Mais il est tout autant possible de retourner cette interprétation et de remarquer que la présence de Jennifer Lawrence transcende le projet artistique d’Aronofsky, le rend aussitôt risible et pathétique en nous faisant voir que le désir de Toute-Puissance du Poète, une fois ramené à la figure du cinéaste, apparaît comme une dérive de l’auteurisme, à laquelle participe sans doute le cinéma d’Aronofsky.
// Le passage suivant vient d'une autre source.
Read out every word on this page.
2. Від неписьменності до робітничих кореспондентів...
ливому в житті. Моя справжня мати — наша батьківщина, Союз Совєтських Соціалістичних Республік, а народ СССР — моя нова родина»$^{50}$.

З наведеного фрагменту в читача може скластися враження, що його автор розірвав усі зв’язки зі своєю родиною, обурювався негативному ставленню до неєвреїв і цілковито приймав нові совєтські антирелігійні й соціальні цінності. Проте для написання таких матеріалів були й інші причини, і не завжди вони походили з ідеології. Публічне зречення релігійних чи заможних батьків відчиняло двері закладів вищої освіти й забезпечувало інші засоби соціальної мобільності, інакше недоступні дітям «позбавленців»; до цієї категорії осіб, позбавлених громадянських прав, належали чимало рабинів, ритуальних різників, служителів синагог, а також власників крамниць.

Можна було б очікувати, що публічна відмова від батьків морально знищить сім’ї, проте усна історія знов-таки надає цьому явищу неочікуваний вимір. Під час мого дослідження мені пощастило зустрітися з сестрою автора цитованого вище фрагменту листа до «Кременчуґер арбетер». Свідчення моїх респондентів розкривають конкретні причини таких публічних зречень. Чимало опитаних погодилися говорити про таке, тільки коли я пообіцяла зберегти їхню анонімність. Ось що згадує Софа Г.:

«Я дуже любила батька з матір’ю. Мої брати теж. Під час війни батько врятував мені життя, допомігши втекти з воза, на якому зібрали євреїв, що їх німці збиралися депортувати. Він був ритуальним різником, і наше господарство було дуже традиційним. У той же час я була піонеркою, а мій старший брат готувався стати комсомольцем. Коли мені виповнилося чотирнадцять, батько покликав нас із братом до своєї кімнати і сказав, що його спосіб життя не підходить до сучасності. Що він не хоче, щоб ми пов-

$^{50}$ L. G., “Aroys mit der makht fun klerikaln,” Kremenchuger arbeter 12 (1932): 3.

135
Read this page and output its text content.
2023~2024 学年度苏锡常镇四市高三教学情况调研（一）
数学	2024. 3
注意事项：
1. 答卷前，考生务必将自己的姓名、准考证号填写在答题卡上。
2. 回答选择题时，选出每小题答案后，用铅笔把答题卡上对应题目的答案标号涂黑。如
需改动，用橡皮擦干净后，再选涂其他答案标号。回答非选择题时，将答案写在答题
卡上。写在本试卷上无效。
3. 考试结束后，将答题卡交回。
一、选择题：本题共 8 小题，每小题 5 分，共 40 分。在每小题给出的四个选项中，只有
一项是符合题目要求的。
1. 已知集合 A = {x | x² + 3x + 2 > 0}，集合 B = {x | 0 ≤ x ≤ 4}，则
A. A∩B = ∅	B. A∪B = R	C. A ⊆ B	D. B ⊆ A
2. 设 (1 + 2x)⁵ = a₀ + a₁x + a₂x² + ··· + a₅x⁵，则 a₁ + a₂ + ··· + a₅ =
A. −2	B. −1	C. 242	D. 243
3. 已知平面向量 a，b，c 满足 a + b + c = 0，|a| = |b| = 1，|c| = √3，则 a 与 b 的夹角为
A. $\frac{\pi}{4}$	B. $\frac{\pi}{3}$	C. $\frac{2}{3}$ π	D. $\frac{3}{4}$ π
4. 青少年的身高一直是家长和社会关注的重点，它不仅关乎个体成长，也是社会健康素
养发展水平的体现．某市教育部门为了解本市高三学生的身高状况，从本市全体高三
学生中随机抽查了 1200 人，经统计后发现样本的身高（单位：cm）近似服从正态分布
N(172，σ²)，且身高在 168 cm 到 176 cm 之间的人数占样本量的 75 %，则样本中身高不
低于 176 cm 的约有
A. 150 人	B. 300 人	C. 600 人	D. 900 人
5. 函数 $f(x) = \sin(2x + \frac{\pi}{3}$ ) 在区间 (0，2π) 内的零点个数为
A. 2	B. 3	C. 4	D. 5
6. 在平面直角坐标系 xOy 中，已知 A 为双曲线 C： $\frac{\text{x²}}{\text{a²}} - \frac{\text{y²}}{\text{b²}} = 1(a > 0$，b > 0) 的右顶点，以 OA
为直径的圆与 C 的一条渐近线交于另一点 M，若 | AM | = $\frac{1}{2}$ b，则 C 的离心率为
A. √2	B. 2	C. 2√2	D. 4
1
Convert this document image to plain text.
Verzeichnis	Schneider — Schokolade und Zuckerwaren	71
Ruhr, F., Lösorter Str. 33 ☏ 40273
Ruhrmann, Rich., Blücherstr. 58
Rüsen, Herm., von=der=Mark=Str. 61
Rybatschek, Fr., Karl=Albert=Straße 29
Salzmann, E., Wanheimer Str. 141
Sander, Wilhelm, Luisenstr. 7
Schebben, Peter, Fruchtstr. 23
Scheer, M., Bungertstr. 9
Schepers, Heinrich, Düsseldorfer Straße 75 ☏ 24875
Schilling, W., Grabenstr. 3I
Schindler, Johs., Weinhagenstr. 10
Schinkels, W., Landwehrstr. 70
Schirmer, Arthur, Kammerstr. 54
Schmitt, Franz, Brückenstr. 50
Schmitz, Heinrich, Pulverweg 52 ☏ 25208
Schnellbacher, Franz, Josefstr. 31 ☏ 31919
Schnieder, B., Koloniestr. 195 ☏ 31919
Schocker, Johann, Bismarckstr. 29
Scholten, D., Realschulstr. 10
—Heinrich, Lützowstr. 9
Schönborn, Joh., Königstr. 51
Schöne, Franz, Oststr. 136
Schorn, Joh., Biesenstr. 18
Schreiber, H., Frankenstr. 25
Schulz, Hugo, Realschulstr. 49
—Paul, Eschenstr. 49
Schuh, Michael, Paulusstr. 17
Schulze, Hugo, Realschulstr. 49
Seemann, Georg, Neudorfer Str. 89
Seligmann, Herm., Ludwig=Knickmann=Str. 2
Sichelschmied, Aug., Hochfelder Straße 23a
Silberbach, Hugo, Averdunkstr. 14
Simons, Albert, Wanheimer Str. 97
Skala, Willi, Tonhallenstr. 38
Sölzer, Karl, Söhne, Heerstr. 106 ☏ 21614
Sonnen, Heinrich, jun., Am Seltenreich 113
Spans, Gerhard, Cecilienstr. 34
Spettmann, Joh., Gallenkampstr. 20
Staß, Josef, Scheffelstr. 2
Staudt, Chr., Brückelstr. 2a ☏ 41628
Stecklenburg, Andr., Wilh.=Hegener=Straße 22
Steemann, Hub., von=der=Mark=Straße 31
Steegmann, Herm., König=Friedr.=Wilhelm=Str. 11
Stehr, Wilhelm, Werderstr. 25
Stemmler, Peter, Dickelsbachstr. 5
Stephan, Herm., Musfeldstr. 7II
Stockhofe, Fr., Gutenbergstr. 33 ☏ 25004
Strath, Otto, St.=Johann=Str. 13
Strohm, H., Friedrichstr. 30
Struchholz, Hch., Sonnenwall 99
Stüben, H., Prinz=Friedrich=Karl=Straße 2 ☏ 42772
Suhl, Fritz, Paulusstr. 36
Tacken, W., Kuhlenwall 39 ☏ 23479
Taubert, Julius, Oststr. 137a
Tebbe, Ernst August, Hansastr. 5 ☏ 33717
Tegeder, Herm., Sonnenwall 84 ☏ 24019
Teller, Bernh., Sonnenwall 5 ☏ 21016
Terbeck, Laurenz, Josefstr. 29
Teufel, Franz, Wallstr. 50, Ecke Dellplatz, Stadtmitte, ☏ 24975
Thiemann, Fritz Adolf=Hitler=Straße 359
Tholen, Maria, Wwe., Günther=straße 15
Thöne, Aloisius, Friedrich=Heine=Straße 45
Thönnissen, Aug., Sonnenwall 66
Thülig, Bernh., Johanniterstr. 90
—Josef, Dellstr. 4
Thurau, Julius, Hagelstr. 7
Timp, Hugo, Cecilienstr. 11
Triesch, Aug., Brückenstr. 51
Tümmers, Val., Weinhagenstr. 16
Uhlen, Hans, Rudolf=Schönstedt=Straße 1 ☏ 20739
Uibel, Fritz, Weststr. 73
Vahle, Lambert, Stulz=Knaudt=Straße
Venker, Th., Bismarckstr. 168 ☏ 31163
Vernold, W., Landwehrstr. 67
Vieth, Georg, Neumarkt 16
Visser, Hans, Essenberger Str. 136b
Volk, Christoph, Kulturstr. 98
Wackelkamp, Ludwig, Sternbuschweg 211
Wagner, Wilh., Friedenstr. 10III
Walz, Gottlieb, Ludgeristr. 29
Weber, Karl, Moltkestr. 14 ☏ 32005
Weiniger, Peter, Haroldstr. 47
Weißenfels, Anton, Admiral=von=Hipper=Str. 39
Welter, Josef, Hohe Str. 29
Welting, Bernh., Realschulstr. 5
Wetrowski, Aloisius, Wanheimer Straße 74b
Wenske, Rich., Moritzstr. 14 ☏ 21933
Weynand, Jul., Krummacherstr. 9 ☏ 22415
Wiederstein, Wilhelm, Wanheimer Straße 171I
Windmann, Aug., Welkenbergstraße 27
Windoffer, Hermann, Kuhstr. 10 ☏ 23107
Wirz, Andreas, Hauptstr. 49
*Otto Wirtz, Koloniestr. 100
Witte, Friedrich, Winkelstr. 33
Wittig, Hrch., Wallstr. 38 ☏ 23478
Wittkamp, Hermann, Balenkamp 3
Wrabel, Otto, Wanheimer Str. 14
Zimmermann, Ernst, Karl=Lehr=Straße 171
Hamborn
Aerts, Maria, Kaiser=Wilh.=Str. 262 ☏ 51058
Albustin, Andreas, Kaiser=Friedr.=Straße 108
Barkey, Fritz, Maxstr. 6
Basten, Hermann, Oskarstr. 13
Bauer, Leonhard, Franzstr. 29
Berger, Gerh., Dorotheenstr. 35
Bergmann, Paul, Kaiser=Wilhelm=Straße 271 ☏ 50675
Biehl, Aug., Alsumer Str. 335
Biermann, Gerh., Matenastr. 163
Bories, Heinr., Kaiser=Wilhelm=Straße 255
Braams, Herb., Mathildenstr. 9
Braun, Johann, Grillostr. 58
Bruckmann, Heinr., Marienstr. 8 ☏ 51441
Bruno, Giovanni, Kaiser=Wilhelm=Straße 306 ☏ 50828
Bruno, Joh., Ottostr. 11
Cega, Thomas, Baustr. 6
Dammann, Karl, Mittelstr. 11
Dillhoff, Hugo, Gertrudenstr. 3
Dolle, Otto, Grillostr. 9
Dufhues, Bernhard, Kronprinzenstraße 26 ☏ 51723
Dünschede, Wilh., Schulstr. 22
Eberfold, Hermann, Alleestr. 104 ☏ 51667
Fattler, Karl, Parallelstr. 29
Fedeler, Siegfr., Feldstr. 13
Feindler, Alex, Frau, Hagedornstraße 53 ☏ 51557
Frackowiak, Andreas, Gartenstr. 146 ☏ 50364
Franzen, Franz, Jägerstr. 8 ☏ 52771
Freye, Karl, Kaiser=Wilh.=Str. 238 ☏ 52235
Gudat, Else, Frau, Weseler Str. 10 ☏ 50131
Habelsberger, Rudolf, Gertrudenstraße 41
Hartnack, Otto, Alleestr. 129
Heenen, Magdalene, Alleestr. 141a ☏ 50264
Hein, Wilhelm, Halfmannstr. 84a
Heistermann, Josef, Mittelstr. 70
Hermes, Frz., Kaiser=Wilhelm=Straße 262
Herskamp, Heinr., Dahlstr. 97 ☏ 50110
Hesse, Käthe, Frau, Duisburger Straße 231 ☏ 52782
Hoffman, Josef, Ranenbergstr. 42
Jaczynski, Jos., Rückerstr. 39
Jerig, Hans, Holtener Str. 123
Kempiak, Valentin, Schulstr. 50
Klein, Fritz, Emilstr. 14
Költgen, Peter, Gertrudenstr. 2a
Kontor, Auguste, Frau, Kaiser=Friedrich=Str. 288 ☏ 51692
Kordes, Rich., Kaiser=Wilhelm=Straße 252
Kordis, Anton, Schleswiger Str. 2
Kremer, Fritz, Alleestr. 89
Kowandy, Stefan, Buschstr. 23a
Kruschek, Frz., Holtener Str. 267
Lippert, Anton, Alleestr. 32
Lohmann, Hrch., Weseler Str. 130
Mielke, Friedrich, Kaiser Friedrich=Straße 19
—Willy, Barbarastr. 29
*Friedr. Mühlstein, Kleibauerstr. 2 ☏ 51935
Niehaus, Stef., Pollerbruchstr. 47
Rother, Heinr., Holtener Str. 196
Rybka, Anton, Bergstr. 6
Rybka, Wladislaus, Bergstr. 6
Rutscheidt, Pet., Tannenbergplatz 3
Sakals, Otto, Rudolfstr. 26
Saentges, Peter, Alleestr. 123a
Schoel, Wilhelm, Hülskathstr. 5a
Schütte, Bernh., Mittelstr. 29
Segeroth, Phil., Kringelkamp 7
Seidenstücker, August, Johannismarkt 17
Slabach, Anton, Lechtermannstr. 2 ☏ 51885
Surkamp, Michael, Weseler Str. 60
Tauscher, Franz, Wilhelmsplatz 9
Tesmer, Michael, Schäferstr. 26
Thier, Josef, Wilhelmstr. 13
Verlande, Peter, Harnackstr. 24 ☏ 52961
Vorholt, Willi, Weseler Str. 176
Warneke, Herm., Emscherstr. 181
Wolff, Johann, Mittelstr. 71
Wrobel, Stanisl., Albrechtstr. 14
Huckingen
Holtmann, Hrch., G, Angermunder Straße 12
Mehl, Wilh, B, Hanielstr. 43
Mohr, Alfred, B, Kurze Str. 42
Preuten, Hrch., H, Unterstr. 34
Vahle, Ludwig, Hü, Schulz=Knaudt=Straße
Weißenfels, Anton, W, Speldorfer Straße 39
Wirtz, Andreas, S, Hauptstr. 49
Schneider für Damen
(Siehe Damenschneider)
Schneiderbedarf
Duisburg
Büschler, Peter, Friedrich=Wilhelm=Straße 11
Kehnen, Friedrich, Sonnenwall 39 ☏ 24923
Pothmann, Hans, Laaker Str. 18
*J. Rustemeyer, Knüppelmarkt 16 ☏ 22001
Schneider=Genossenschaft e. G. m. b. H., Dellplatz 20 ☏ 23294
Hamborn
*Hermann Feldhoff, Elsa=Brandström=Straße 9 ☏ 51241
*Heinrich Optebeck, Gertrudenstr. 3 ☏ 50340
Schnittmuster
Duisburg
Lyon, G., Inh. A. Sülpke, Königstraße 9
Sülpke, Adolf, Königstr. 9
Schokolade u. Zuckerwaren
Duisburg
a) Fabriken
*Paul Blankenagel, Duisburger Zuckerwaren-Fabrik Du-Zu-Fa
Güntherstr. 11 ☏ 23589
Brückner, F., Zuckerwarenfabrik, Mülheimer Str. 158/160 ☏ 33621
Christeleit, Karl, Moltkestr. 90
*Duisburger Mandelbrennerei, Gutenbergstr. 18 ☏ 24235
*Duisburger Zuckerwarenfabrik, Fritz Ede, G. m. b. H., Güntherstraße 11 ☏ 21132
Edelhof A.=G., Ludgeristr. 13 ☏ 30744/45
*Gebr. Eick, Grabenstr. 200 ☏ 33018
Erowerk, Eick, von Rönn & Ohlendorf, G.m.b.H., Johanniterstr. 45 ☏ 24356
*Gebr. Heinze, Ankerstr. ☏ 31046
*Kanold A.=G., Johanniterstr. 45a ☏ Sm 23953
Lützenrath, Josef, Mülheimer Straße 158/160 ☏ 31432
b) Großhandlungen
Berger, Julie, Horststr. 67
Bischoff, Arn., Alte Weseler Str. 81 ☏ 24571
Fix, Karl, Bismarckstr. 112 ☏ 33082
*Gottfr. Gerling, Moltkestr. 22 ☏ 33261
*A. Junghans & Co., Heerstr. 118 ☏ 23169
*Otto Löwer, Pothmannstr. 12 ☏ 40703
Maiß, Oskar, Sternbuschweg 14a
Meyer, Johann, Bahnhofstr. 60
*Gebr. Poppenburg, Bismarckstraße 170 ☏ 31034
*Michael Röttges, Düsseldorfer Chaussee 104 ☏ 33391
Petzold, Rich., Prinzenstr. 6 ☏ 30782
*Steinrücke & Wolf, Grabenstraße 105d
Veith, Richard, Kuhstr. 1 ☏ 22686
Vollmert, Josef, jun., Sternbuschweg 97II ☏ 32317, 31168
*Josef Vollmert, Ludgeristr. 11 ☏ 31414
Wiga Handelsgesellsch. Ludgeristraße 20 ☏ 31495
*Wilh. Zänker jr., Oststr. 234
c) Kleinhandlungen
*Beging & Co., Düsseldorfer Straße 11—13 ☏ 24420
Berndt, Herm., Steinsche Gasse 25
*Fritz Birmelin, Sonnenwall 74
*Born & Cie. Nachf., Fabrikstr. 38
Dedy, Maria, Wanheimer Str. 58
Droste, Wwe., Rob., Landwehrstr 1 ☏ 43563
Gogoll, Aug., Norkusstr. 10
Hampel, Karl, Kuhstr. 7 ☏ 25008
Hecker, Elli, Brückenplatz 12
La politique des auteurs, entendue comme il se devrait, pense la relation d’un cinéaste à une star comme une collaboration, mais mother! nous fait bien voir que certains cinéastes entendent plutôt cette relation comme un affrontement vicieux : il y a de ces auteurs, dont Aronofsky, qui se veulent Tout-Puissants, qui cherchent à légitimer leurs œuvres en les signant en lettres majuscules, grasses, surlignées, au point qu’il n’y a rien d’autre à y voir que la vanité d’une signature, écrite de force sur le corps de leurs collaborateurs, en premier lieu les plus visibles, c’est-à-dire les acteurs (nous pouvons penser aussi à Alejandro González Iñárritu, qui partage d’ailleurs avec Aronofsky cette conception pour le moins douteuse du cinéma comme un chemin de croix, comme si seule la souffrance détenait la clé de la connaissance de soi, et ultimement de l’art). D’où l’utilité pour ces cinéastes de travailler avec des acteurs connus qui traînent avec eux une image forte et éloquente, en un mot des stars, la capacité de l’Auteur à les avilir, à les rendre méconnaissables, à les faire souffrir au nom de l’art, devenant la preuve ultime du contrôle absolu de l’Auteur.
 
Par exemple, dans Black Swan, toutes les souffrances vécues par le personnage de Nathalie Portman étaient au final justifiées par l’état de pure transcendance artistique qu’elle atteignait lors d’une performance sur scène que le film présente comme sublime, ou peut-être qu’il y a une ambiguïté à savoir si ces souffrances « valaient le coup », pour ainsi dire, mais même cette ambiguïté est stupide : aucune œuvre d’art, aussi formidable soit-elle, ne peut légitimer la violence d’un metteur en scène s’acharnant sur ses interprètes. Sans aller jusqu’à confondre Aronofsky au metteur en scène du ballet de Black Swan, en cultivant cette ambiguïté, son film retire tout pouvoir d’autodétermination à son personnage principal, aussi remarquable soit l’interprétation de Nathalie Portman, puisque son identité finit par être engloutie par un Art plus grand qu’elle, et que seul un grand metteur en scène sait canaliser à travers son corps défendant. Dans mother!, au contraire, l’œuvre du Poète demeure inconnue du spectateur, sa valeur artistique est sans importance pour un film qui se concentre plutôt sur le désir de gloire personnelle du Poète, alors l’assaut exercé contre Jennifer Lawrence paraît particulièrement vain. Paradoxalement, parce que son sacrifice est inutile, parce que cette fois la victime de la mise en scène n’est pas sauvée in extermis par une transfiguration artistique miraculeuse (la fin de The Wrestler rejoignait aussi celle de Black Swan), Jennifer Lawrence peut véritablement s’emparer du rôle et à travers lui, malgré une passivité apparente, se dresser contre la figure du Poète qui, au final, n’aura rien créé de bien sublime.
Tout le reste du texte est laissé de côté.